Cultura

Perché Napoli dovrebbe ammirare ciò che sta avvenendo in Catalogna

L’indipendenza della Catalogna è il tema più scottante degli ultimi giorni, specialmente in virtù della “reazione” violenta attuata dalle autorità spagnole nei confronti dei partecipanti al referendum (considerato dal governo spagnolo incostituzionale) e la relativa repressione violenta da parte delle forze di polizia.

Le immagini di donne ferite al volto e persone trascinate con forza fuori dai seggi ha toccato la sensibilità di molti, tanto che il sindaco di Napoli, Luigi de Magistris, ha fatto esporre la bandiera catalana dal balcone di Palazzo San Giacomo.
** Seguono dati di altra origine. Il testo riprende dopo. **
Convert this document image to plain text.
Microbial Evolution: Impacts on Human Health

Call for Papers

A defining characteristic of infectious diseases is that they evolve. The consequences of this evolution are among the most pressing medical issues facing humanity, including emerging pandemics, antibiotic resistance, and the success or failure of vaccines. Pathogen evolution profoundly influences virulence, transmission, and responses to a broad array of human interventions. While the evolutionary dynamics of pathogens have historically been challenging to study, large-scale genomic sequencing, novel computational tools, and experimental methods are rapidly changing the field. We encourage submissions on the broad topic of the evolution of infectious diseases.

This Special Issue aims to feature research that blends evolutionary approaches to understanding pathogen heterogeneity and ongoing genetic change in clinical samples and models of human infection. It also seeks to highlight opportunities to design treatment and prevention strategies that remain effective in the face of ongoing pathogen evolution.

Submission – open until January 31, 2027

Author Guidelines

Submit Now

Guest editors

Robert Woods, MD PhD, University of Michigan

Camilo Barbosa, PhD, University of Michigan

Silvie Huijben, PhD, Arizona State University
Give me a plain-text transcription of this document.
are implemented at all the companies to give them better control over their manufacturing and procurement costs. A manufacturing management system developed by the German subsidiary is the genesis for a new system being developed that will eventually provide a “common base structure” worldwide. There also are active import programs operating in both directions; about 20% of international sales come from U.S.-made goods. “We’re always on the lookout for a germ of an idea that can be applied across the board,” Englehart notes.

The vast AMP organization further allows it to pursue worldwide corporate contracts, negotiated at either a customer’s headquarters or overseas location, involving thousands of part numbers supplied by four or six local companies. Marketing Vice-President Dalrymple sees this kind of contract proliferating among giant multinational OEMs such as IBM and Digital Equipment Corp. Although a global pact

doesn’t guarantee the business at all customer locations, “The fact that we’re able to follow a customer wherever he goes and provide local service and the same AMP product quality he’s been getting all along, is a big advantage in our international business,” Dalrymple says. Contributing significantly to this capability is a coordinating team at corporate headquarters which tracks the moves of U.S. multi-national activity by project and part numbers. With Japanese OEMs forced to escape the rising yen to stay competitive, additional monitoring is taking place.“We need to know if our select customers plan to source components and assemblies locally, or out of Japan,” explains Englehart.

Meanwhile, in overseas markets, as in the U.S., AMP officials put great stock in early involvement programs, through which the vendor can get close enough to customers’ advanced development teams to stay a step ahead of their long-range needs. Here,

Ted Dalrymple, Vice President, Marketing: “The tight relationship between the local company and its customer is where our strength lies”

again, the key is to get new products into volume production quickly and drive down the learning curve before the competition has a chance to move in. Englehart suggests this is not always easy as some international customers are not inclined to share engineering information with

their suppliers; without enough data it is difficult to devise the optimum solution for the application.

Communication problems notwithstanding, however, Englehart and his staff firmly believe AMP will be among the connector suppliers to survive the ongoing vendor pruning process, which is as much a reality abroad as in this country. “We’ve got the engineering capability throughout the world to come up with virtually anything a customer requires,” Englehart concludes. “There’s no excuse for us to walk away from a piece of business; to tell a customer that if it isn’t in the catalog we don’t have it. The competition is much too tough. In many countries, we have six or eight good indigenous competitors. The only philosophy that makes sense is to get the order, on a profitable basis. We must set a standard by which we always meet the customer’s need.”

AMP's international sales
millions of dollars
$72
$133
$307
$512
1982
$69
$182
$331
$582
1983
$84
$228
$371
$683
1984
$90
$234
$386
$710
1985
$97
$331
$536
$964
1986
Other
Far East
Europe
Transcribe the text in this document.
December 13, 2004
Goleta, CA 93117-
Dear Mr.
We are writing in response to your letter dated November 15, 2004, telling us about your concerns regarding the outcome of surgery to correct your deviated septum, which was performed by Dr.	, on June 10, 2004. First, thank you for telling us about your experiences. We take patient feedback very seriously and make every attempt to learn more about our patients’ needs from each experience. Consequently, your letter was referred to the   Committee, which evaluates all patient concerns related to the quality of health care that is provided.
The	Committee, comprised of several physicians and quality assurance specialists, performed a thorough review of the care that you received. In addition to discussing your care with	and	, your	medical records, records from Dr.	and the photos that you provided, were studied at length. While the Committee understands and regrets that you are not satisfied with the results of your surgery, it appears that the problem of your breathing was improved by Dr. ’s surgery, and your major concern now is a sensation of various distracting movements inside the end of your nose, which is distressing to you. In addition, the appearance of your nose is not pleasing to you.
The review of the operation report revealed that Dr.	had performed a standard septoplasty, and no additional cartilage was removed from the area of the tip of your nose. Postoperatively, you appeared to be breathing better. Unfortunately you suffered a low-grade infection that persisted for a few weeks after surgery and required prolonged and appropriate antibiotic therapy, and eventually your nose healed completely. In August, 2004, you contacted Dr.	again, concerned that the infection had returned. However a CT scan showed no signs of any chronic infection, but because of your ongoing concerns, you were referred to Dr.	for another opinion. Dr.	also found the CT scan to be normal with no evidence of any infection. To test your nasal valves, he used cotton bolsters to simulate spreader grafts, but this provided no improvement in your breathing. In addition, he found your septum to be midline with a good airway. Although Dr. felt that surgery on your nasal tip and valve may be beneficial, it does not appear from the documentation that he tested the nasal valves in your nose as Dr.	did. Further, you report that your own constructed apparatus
I napoletani (e con loro tutte le genti del Mezzogiorno) dovrebbero guardare alla Catalogna con maggiore interesse, in virtù della nostra storia che si fonde con la loro sin dal 1442.

Sotto la dominazione Aragonese, Napoli visse un periodo di rinascimento culturale: Alfonso V d’Aragona consolidò il Sud Italia, Sicilia compresa, ponendolo sotto il diretto controllo di Napoli, instaurando un’amministrazione centralista e adoperandosi, nel frattempo, a riformare il sistema agricolo del Regno, al tempo considerato tra i più produttivi d’Europa.

Alfonso V, salito al regno d’Aragona, decidette di conferire al suo unico figlio, tra l’altro illegittimo – forse concepito da una nobildonna napoletana, tale Gueraldona Carlino – il Regno di Napoli, di cui ricevette la corona nel 1458, con il nome di Ferdinando I di Napoli.

Don Ferrante, così come iniziarono a chiamarlo i Napoletani, fu il primo sovrano di una dinastia di regnanti puramente Napoletani, seppur per un breve periodo. Egli venne fatto cavaliere da suo padre sul campo di Maddaloni, combatté le rivolte dei Baroni e le guerre contro gli angioini con il pugno di ferro, regalando al Regno un ventennio di prosperità. In quegli anni Re Ferrante liberò quindi dal giogo dei Baroni i contadini, costretti fino a quel momento a pagare tasse sotto forma di ingenti derrate alimentari.

Il Regno di Napoli perse la sua indipendenza effettiva contemporaneamente all’unione delle corone di Castiglia e Aragona: quest’unione darà vita al Regno di Spagna, che degraderà Napoli a Vicereame governato da funzionari spagnoli.

Napoli e Barcellona hanno seguito per secoli due binari diversi ma paralleli, entrambe possiedono una propria lingua, una propria cultura e condividono oltretutto un passato difficile con il governo centrale. A differenza di Barcellona, tuttavia, Napoli e tutto il Mezzogiorno hanno dovuto subìre e tuttora subisce la cancellazione e la denigrazione della propria memoria storica, che deve essere ripristinata. È un processo lungo, ma è già cominciato.

In Catalogna la corrente separatista è andata evolvendosi fin dagli ultimi anni della prima guerra mondiale, scoppiando con il colpo di stato attuato da Miguel Primo de Rivera nel 1923. Oggi, a distanza di 94 quattro anni da quell’evento, la Catalogna chiede nuovamente, e in modo pacifico, di poter decidere del proprio futuro.

Gli elettori catalani non meritano la violenza di cui sono stati vittima, e se il governo Spagnolo aveva delle ragioni a proprio favore, le ha perse nel momento stesso in cui ha usato la forza contro i propri cittadini.

Napoli ed il Sud intero, che di soprusi ne hanno subiti parecchi nel corso della storia, dovrebbero forse guardare agli eventi in Catalogna con una certa ammirazione per un popolo così diverso ma così simile, cosciente della propria identità, e porsi dalla parte dell’autodeterminazione dei popoli, quella stessa libertà d’autodeterminazione di cui sono stati privati nel corso della storia.